Smoking and alcohol consumption have never been known to be body-friendly habits, but fresh-off-the-presses research from Denmark is bringing an additional spotlight on these behaviors, focusing on the visible toll they can take on your physical appearance.
The research, published in the Journal of Epidemiology & Community Health, alleges that heavy drinking and smoking could make your appearance age at a faster pace by wreaking four specific types of havoc: earlobe creases, gray rings or arcs around the corneas, yellow-orange skin tags and male pattern baldness. Who knew earlobes could show signs of aging, right?
The study followed 11,500 people — with a current average age of 51 — for more than 40 years. Researchers discovered that heavy drinkers are between 33 and 35 percent more likely to show visible signs of aging, while those who smoke a pack of cigarettes a day for 15 or more years have a 41 percent increased chance of developing these traits.
“We wanted to study the signs of aging because they seem to have some kind of predictive value for how long your life is going to be on average,” Janne Tolstrup, senior study author and University of Southern Denmark National Institute of Public Health, told Time Health.

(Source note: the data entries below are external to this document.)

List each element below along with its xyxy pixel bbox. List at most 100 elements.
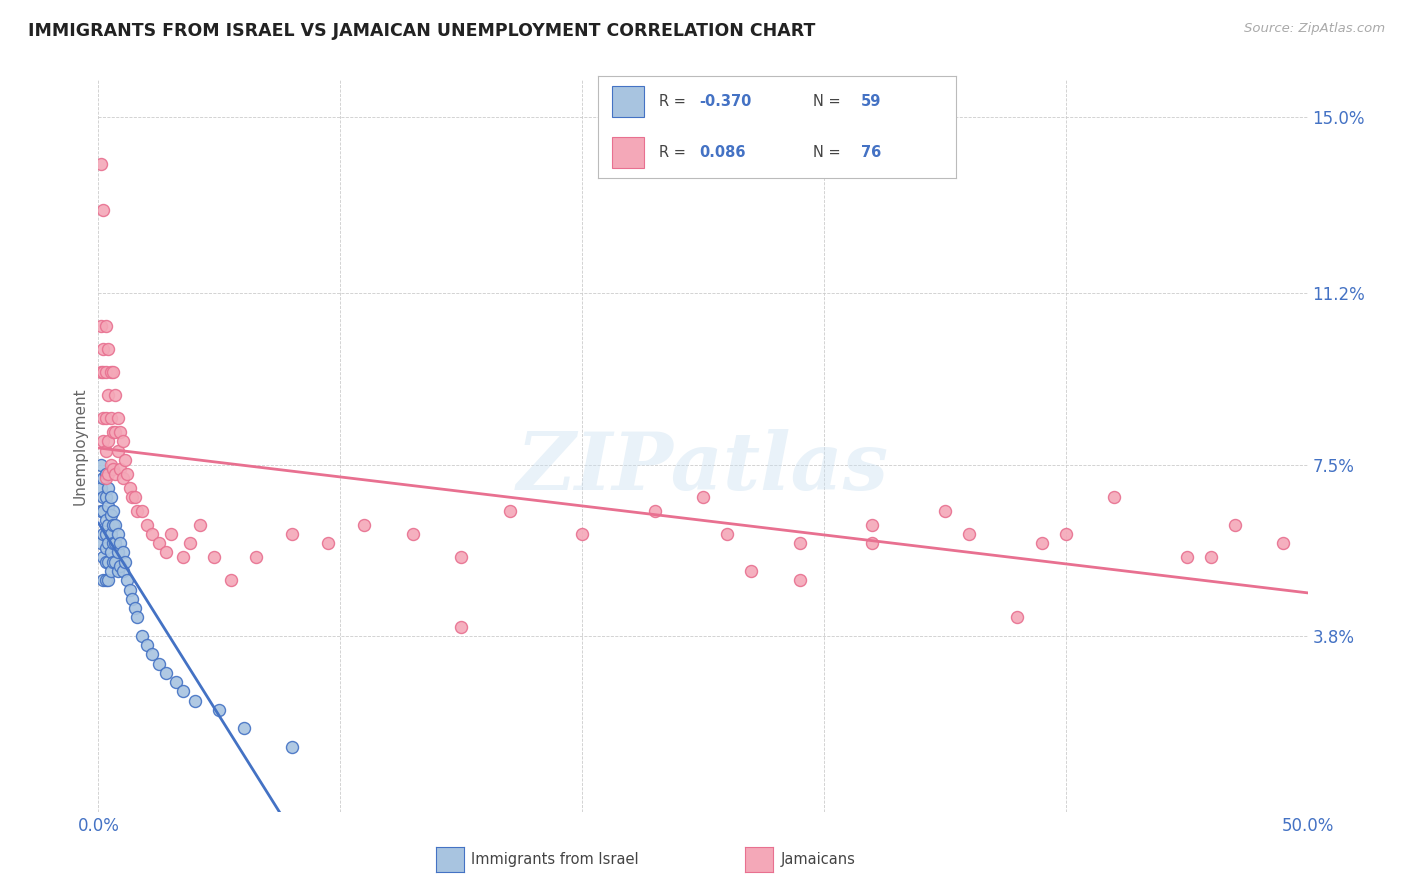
Point <box>108 559 131 574</box>
Point <box>692 490 714 504</box>
Point <box>101 536 124 550</box>
Text: Source: ZipAtlas.com: Source: ZipAtlas.com <box>1244 22 1385 36</box>
Point <box>184 693 207 707</box>
Point <box>91 574 114 588</box>
Point <box>740 564 762 578</box>
Point <box>789 536 811 550</box>
Point <box>789 574 811 588</box>
Point <box>100 411 122 425</box>
Point <box>316 536 339 550</box>
Point <box>1272 536 1295 550</box>
Point <box>101 555 124 569</box>
Point <box>281 739 304 754</box>
Y-axis label: Unemployment: Unemployment <box>72 387 87 505</box>
Point <box>97 499 120 513</box>
Point <box>644 504 666 518</box>
Point <box>97 536 120 550</box>
Point <box>450 550 472 565</box>
Point <box>124 601 146 615</box>
Point <box>94 467 117 481</box>
Point <box>97 342 120 356</box>
Point <box>353 517 375 532</box>
Point <box>188 517 211 532</box>
Point <box>111 471 134 485</box>
Point <box>90 504 112 518</box>
Point <box>108 425 131 439</box>
Point <box>91 550 114 565</box>
Point <box>571 527 593 541</box>
Point <box>94 555 117 569</box>
Point <box>498 504 520 518</box>
Point <box>107 411 129 425</box>
Point <box>232 722 254 736</box>
Point <box>155 665 177 680</box>
Point <box>1175 550 1198 565</box>
Point <box>91 504 114 518</box>
Point <box>121 490 143 504</box>
Point <box>97 467 120 481</box>
Point <box>148 536 170 550</box>
Point <box>131 504 153 518</box>
Point <box>94 443 117 458</box>
Point <box>91 490 114 504</box>
Point <box>1199 550 1222 565</box>
Point <box>100 527 122 541</box>
Point <box>1102 490 1125 504</box>
Text: N =: N = <box>813 145 845 161</box>
Point <box>100 458 122 472</box>
Point <box>94 318 117 333</box>
Point <box>90 481 112 495</box>
Text: R =: R = <box>658 145 690 161</box>
Point <box>94 471 117 485</box>
Point <box>148 657 170 671</box>
Point <box>221 574 243 588</box>
Point <box>108 536 131 550</box>
Point <box>204 550 226 565</box>
Text: ZIPatlas: ZIPatlas <box>517 429 889 507</box>
Point <box>97 434 120 449</box>
Point <box>97 388 120 402</box>
Text: R =: R = <box>658 94 690 109</box>
Point <box>90 365 112 379</box>
Point <box>934 504 956 518</box>
Point <box>117 467 139 481</box>
Text: 0.086: 0.086 <box>700 145 747 161</box>
Point <box>97 574 120 588</box>
FancyBboxPatch shape <box>612 137 644 168</box>
Point <box>1031 536 1053 550</box>
Point <box>97 481 120 495</box>
Point <box>101 504 124 518</box>
Text: 59: 59 <box>860 94 882 109</box>
Point <box>97 555 120 569</box>
Point <box>107 443 129 458</box>
Point <box>450 619 472 633</box>
Point <box>127 610 149 624</box>
Point <box>107 564 129 578</box>
Point <box>100 545 122 559</box>
Point <box>141 648 163 662</box>
Point <box>1007 610 1029 624</box>
Point <box>402 527 425 541</box>
Point <box>100 564 122 578</box>
Point <box>101 425 124 439</box>
Point <box>281 527 304 541</box>
Point <box>97 517 120 532</box>
Point <box>114 453 136 467</box>
Point <box>716 527 738 541</box>
Point <box>104 517 127 532</box>
Point <box>91 527 114 541</box>
Point <box>107 527 129 541</box>
Point <box>91 434 114 449</box>
Point <box>124 490 146 504</box>
Point <box>100 490 122 504</box>
Point <box>111 545 134 559</box>
Point <box>94 527 117 541</box>
Point <box>172 684 194 698</box>
Point <box>90 318 112 333</box>
Point <box>91 365 114 379</box>
Point <box>94 574 117 588</box>
Point <box>100 365 122 379</box>
Point <box>111 434 134 449</box>
Point <box>94 365 117 379</box>
Point <box>135 517 157 532</box>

The study also found that those who engage in moderate levels of both do not show any higher signs of aging than those who abstain. In cases of excessive drinking, classified in the study as more than 28 drinks each week, women have a 33 percent higher likelihood of getting age-related gray cornea rings compared to those who indulge in seven drinks or less per week. The risks are similar for men.
The risk of earlobe creases is also higher among heavy drinkers: about 26 to 36 percent. One effect that is associated with smoking and not drinking is xanthelasmata, or yellow-orange collections of cholesterol that typically appear on or around the eyelids.
“What is interesting about the results is that we can see those signs with the eye, for example, very fast, whereas for things like high blood pressure or high cholesterol levels, we have to make advanced measurements to obtain them,” Tolstrup said.
The findings come in a timely fashion, as the third Thursday of November is the American Cancer Association’s Great American Smokeout — an annual event that hopes to encourage the country’s smokers to quit the habit. According to its website, smoking cigarettes and tobacco remains the largest preventable cause of disease and premature death in the world, yet about 36.5 million American smokers continue to take their chances.